It's that time of year again; romance and allergens are filling the air. The price of waxy chocolate goes up, and if you aren't tricked into it the first two weeks of February, they'll catch you in last half, where you pat yourself on the back for thinking to grab the clearance chocolate, just like the rest of the nation.
But on the night of 'Marvin Gaye-ing' itself, are you going to be prepared? We're here to help with some things you can definitely cross off your shopping list for the bedroom.
1. Plastic Wrap
We all know the phrase, "Wrap it before you tap it. What some people may not know is that this phrase has applications outside of playing tag. Even so, we're pretty sure that enveloping your genitals in plastic wrap is probably not an effective form of contraception.
2. Balloons
Tempting, aren't they? Not only do they incorporate seamlessly into your kinky clown fantasies, but they only cost a dollar for a hundred in all sorts of colors! Condoms probably cost, like, twice that. Yet as far as we can tell, you should probably not use decorations meant for children's parties to try to prevent children. They probably attract them, in fact. Like moths to a festive flame.
3. Bubble Wrap
It makes sense to want to try to protect your package, but this parcel just isn't ready to ship. Bubble wrap may make an interesting time for her, and make every part of love making gentler than ever. Even so, we're still pretty certain that, should some of the bubbles pop, the wrap can no longer be used as a sperm barrier.

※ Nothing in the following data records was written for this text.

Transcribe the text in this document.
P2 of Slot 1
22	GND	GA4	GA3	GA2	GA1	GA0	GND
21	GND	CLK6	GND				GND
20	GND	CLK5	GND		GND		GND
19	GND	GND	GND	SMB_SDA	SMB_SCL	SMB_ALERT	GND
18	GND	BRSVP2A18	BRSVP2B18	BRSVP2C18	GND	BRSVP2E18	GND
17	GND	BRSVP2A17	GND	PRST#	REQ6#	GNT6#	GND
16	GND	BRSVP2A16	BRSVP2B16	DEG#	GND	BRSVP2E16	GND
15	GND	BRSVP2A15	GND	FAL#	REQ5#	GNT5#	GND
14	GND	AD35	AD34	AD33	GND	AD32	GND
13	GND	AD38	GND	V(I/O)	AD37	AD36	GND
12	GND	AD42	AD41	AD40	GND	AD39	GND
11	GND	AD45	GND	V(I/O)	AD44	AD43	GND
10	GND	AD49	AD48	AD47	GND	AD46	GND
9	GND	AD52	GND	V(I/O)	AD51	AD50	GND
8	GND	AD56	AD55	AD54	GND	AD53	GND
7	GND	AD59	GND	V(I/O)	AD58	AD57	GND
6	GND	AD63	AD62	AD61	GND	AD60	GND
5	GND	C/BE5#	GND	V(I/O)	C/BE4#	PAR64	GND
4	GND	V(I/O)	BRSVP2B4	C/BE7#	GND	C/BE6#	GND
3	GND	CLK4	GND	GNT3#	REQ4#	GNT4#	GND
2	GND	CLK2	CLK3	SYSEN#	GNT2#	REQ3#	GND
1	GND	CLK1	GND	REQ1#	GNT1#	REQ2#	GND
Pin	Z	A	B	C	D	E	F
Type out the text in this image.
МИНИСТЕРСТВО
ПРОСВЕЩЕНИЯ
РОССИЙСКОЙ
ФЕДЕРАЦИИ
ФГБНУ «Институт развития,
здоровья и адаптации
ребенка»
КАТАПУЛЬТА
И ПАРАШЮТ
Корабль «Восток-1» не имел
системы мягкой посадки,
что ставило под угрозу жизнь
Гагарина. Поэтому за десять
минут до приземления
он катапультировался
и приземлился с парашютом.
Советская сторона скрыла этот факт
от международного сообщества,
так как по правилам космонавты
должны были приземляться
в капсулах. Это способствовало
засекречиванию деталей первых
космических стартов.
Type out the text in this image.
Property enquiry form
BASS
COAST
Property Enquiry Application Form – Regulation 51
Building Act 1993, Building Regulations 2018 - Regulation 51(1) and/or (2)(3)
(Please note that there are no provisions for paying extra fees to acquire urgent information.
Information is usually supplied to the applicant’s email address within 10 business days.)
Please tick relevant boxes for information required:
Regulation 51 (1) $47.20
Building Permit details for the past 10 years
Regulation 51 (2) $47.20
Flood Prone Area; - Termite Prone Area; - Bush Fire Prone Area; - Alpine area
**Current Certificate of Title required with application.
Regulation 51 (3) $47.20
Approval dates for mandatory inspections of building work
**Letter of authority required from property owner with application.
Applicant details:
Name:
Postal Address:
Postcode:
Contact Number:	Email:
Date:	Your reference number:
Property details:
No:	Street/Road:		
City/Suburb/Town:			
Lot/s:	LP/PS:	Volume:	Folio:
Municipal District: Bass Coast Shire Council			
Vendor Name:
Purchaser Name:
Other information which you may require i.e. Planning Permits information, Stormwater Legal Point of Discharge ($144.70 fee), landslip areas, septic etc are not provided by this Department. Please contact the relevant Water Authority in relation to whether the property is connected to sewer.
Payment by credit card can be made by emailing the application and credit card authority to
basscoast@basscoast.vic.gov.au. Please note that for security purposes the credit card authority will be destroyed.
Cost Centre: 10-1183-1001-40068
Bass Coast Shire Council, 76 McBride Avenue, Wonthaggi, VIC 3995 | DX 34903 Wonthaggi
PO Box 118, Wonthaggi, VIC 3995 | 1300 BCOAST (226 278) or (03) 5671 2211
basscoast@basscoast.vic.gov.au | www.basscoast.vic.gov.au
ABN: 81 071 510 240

4. Giant Inflatable Hamster Balls
We know that as soon as you step off the court with one of these bad boys, you're gonna get swarmed by a sea of adoring fans. Take some time to track down some protection, because although these appear to prevent injury to the torso, arms, and head, your genitals are fairly exposed to all sorts of herpes and such, we think.
5. A Giant Wall Spanning the Border
A lot of people seem to think that this prevents things from getting through, but we're like 99% certain that it doesn't.
6. The Cursed Amulet that lies in an ornate box beneath our bed. I hear it shudder in the middle of winter nights. A single bloody eye dangles from the chain, the iris following me wherever I go-
Look, I know your grandmother swore by it, but she had like nine kids. Half of them weren't even fully human! I agreed to it once, but I had visions of human sacrifice for two weeks. Plus my genitals kinda itched. So we're gonna go ahead and say that it is probably not a condom.